A lot of the folks I photographed actually fed me, gave me a beer, a bottle of water or shot of vodka. It’s great! The last year of shooting I knew I had the book deal so I would let people know that my intention was to put out a book of the photos and that their photo could end up in the final edit. Most of them were really excited for me and wished me luck and were happy that I was finding success doing what I loved. You can’t beat that.

What’s your personal feeling about ICP’s music and aesthetics? Did you find your attitudes changing after spending so much time in the culture?
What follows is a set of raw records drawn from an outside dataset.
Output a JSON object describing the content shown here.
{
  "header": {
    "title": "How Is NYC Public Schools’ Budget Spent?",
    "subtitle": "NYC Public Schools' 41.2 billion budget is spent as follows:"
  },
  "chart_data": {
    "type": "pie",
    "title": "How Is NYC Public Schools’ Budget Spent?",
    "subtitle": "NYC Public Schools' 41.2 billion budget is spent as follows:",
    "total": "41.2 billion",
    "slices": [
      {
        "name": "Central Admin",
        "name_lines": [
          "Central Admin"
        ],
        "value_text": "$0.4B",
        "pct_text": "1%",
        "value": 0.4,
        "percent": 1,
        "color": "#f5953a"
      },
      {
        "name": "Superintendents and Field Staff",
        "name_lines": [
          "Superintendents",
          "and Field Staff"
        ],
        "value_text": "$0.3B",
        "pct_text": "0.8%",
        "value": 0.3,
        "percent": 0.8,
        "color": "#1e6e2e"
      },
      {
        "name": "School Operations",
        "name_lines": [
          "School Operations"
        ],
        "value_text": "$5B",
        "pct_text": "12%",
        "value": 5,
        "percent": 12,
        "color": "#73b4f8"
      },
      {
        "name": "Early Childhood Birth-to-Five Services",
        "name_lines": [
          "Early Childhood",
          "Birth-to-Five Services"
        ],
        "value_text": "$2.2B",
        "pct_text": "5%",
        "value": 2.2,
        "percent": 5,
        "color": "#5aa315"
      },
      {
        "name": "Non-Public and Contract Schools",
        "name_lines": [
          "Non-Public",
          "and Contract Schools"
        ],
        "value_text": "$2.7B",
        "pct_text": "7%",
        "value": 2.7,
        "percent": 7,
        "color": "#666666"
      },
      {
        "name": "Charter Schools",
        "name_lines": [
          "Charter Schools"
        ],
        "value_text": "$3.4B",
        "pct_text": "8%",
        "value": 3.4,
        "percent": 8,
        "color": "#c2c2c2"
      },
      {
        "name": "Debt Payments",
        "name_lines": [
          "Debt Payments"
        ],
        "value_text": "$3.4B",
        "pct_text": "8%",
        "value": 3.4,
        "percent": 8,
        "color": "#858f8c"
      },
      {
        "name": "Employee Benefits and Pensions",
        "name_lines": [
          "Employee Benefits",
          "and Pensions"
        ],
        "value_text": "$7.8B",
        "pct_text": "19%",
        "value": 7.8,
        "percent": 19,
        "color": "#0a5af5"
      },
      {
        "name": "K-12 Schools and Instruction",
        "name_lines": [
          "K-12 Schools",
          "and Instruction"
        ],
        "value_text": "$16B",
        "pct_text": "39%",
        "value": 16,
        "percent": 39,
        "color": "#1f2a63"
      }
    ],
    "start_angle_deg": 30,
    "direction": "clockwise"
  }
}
I think ICP is way smarter and savvier than they let on or than people give them credit for. They have single-handedly created and nurtured this entire subculture that is now larger than just ICP and Psychopathic Records, their record label. It has an overall ethos, it has a mythology, it knows how to capitalize on spectacle. It’s pretty brilliant if you just sit back and think about it all. There are no corporate sponsors at the Gathering, and to me that is really refreshing.

They also get to curate the entire line-up of amazing acts every year. I’ve seen some amazing performances while I’ve been out there by non-ICP-affiliated groups: Naughty by Nature, Ice Cube, Warren G, Redman and Method Man, Busta Rhymes, E-40, The Geto Boys, George Clinton… the list goes on.

When I started this project, I knew there was something special going on, but it’s easy to write it off because of the way Juggalos are portrayed in the media and what they seem to be on the surface. Really, this is just their punk rock. They felt outcast and different and rather than finding a Black Flag album they found a copy of The Great Milenko and a group of like-minded folks to hang out with. There really is a DIY undertone to the whole event.  Last year I got asked if I was a Juggalo. I said no, and they responded with, “Dude, you’ve been out here 3 years in a row, you’re a Juggalo.”

The Gathering of the Juggalos, which includes 100 pages of Cronin’s photos and a forward from Gawker’s Camille Dodero, is available for pre-order now from Prestel Publishing.